Hi! I'll be moving permanently to Spain in the next few months, and will be viewing long-term rentals - some friends (including a Spanish estate agent) have told me that the commission should be paid by the apartments owner: but one agent whose property I will be viewing says that I will have to pay half with the owner paying the rest - the commission being one months rent. Are there any set rules, or is it down to the agent in question?
Thanks!


----------



## snikpoh (Nov 19, 2007)

schone52 said:


> Hi! I'll be moving permanently to Spain in the next few months, and will be viewing long-term rentals - some friends (including a Spanish estate agent) have told me that the commission should be paid by the apartments owner: but one agent whose property I will be viewing says that I will have to pay half with the owner paying the rest - the commission being one months rent. Are there any set rules, or is it down to the agent in question?
> Thanks!


Firstly, there are no set rules.

Sometimes its 12% of annual premium and sometimes that's split between the landlord and the tenant.
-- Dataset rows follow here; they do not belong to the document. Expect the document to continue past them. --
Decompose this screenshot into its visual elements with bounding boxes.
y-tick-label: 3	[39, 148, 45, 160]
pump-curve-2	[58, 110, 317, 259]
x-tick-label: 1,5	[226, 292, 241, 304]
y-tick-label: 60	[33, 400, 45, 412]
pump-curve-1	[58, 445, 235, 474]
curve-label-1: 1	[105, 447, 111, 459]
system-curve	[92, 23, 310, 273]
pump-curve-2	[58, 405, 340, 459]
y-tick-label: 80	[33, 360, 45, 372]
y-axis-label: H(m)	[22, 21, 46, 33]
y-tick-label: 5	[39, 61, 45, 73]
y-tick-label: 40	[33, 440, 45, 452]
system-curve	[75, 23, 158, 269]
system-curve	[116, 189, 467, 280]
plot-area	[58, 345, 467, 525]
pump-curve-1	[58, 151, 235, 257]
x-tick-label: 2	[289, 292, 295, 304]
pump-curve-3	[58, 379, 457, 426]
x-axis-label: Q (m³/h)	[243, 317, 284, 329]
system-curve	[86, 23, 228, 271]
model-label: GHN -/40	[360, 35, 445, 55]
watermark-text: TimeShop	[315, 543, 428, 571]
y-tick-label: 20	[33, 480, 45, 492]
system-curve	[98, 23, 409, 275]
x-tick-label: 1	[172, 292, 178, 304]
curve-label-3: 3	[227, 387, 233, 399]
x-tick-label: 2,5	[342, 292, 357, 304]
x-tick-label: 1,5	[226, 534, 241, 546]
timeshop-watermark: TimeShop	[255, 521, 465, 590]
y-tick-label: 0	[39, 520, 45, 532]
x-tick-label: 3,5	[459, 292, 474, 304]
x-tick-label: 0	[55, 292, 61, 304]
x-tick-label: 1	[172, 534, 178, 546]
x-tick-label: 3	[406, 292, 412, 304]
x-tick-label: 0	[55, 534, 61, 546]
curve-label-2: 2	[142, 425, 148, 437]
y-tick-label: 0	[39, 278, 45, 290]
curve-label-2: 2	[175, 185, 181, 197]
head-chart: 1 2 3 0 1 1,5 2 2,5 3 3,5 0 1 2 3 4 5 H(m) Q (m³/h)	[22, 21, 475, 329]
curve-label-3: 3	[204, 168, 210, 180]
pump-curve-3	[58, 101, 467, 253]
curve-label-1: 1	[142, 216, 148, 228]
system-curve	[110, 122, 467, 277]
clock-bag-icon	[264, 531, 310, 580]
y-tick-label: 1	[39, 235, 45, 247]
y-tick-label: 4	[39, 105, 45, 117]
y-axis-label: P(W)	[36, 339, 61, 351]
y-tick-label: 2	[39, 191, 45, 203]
Sometimes it's one month each.

.... but it can be anything really.



If you allow for paying one months deposit, one month upfront and one month to the agent, then you'll not go far wrong.


----------



## schone52 (Jun 29, 2012)

Thanks! I don't mind paying commission, but no-one likes being taken advantage of...


----------



## xabiaxica (Jun 23, 2009)

as snikpoh said - there are no set rules - & in nearly 9 years of renting various properties I have _never _paid commission


----------



## jojo (Sep 20, 2007)

I've rented a few and it varies. But commission shouldnt ever be more than one months rental. It can be paid by either side, or half each, but some agents sneakily try to charge both parties - but times are hard........???!!

Jo xxx


----------



## Monkey Hangers (Jan 8, 2009)

*Commission*

We paid a tenancy agreement fee of either €100 or €150, but wouldn't look at paying commission as well. One German agent wanted a month's rent as commission from us, not a chance. The owner is getting the benefit of a paying tenant, they should pay the commission.


----------



## schone52 (Jun 29, 2012)

Thanks Jo - I'll finally be moving to Benalmadena myself, after years of visits...


----------



## ohlson (Sep 5, 2011)

In our area the Agent takes the first month, instead of it going to the Owner.


----------



## snikpoh (Nov 19, 2007)

Monkey Hangers said:


> We paid a tenancy agreement fee of either €100 or €150, but wouldn't look at paying commission as well. One German agent wanted a month's rent as commission from us, not a chance. The owner is getting the benefit of a paying tenant, they should pay the commission.



Surely that's the same thing? Doesn't really matter what you call it, still goes to agent.


----------



## 90199 (Mar 21, 2010)

Tell the agents to get knotted, it is a renters market.


----------



## Monkey Hangers (Jan 8, 2009)

*Commission*



snikpoh said:


> Surely that's the same thing? Doesn't really matter what you call it, still goes to agent.


Nope the fee was for drawing up the tenancy agreement, which I think is fair enough. Some agents are asking a month's rent from us, the renter, as commission on top of that. The point I'm making as the owner is getting the benefit of a paying tenant, so they should pay any such commissions.


----------



## Monkey Hangers (Jan 8, 2009)

Hepa said:


> Tell the agents to get knotted, it is a renters market.


I like your thinking!:clap2:


----------